Generating greater access to a college education creates a student body made up of students who really want to be there and will work to improve their situation.
“We have alumni who started here who are now heart surgeons,” Crabill said. “It’s a route designed to get you started at a reasonable price.”
Students unsure of what they want to study can try a lower-cost, lower-risk degree at a community college. Most of the first four semesters are made up of basic general education or core electives that would transfer to other majors anyway.
Community colleges tend to be more invested in their communities with early high school entry programs, continuing education courses, and enrichment opportunities for all ages. Partnering with local employers helps community colleges develop programs that teach the skills they want for specific positions. This enhances employability in education.
“We can prepare students for great jobs at home,” Crabill said. “They start in ninth grade and when they graduate they have an associate degree and get hired by these local employers.”
Cayuga Community College also works with area employers who provide employment services.
“There is a growing understanding that community colleges provide career-focused learning opportunities and that our students are ready to join the workforce,” said Brian Durant, President. “These career paths can lead to a degree, credential, or micro credential, but our goal is to ensure students have the training and confidence they need to succeed after leaving Cayuga.
“Companies are key sources of information to ensure that these programs emphasize cutting-edge techniques and training to provide students with what they need to know as they enter the workforce.”
An example is the Advanced
Manufacturing Institute that Cayuga opened on the Fulton campus in the spring of 2022. Novelis, Huhtamaki, and the Oswego County Manufacturers Consortium offered feedback and support that helped design the program. This collaboration helped develop workers ready to take on roles in these organizations upon graduation.

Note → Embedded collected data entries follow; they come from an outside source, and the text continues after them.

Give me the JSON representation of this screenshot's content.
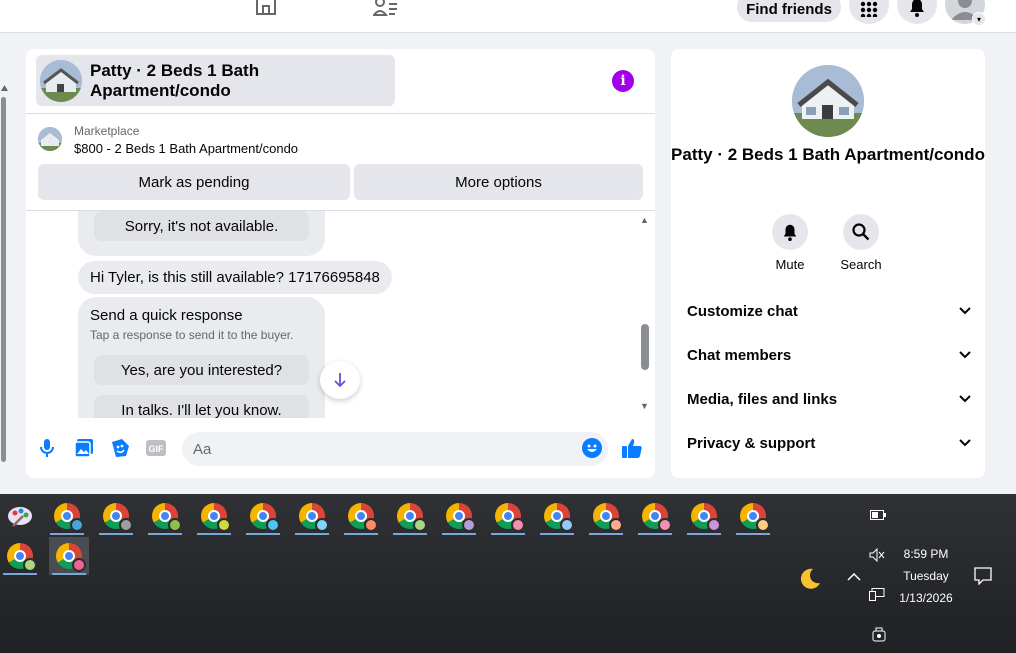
{
  "topbar": {
    "find_friends": "Find friends"
  },
  "chat": {
    "title": "Patty · 2 Beds 1 Bath Apartment/condo",
    "marketplace_label": "Marketplace",
    "listing": "$800 - 2 Beds 1 Bath Apartment/condo",
    "mark_pending": "Mark as pending",
    "more_options": "More options",
    "messages": {
      "sorry": "Sorry, it's not available.",
      "buyer_msg": "Hi Tyler, is this still available? 17176695848",
      "quick_title": "Send a quick response",
      "quick_sub": "Tap a response to send it to the buyer.",
      "quick_1": "Yes, are you interested?",
      "quick_2": "In talks. I'll let you know."
    },
    "input_placeholder": "Aa"
  },
  "details": {
    "title": "Patty · 2 Beds 1 Bath Apartment/condo",
    "mute": "Mute",
    "search": "Search",
    "sections": [
      "Customize chat",
      "Chat members",
      "Media, files and links",
      "Privacy & support"
    ]
  },
  "taskbar": {
    "time": "8:59 PM",
    "day": "Tuesday",
    "date": "1/13/2026",
    "badge_colors": [
      "#4aa3df",
      "#9e9e9e",
      "#8bc34a",
      "#cddc39",
      "#4fc3f7",
      "#81d4fa",
      "#ff8a65",
      "#aed581",
      "#b39ddb",
      "#f48fb1",
      "#90caf9",
      "#ffab91",
      "#f48fb1",
      "#ce93d8",
      "#ffcc80",
      "#aed581",
      "#f06292"
    ]
  },
  "colors": {
    "messenger_accent": "#0a7cff",
    "info_purple": "#a100e8"
  }
}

Like community colleges, online education has also improved its public perception. In early 2020, colleges moved to online classes. Many schools, including Cayuga, have stepped up the format and improved the student experience so that students used to an in-person class feel like they could access online classes just as easily.

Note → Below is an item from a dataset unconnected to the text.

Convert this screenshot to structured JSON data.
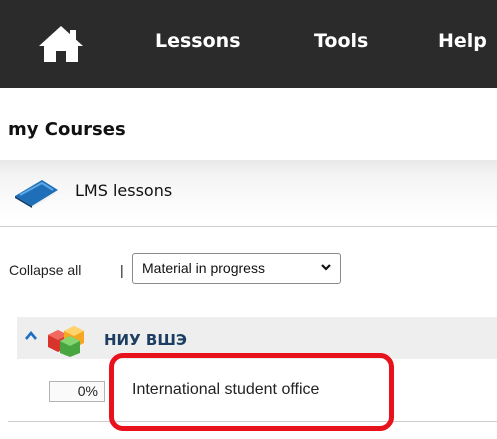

“Students adapted to these changes and succeeded with increasing frequency,” Durant said, “and as more people took courses online, there was a greater awareness that although the courses were presented differently, the content and opportunities were largely the same.”
In general, most people have turned to online resources for many aspects of life over the past couple of years, from shopping to entertainment to socializing. Education is another example.
“In our experience, companies have appreciated this fact and recognized that students who have taken courses during the pandemic have demonstrated an undeniable ability to adapt to new and unexpected challenges,” said Durant. “It’s a must-have trait that appeals to employers and should serve our students well for years to come.”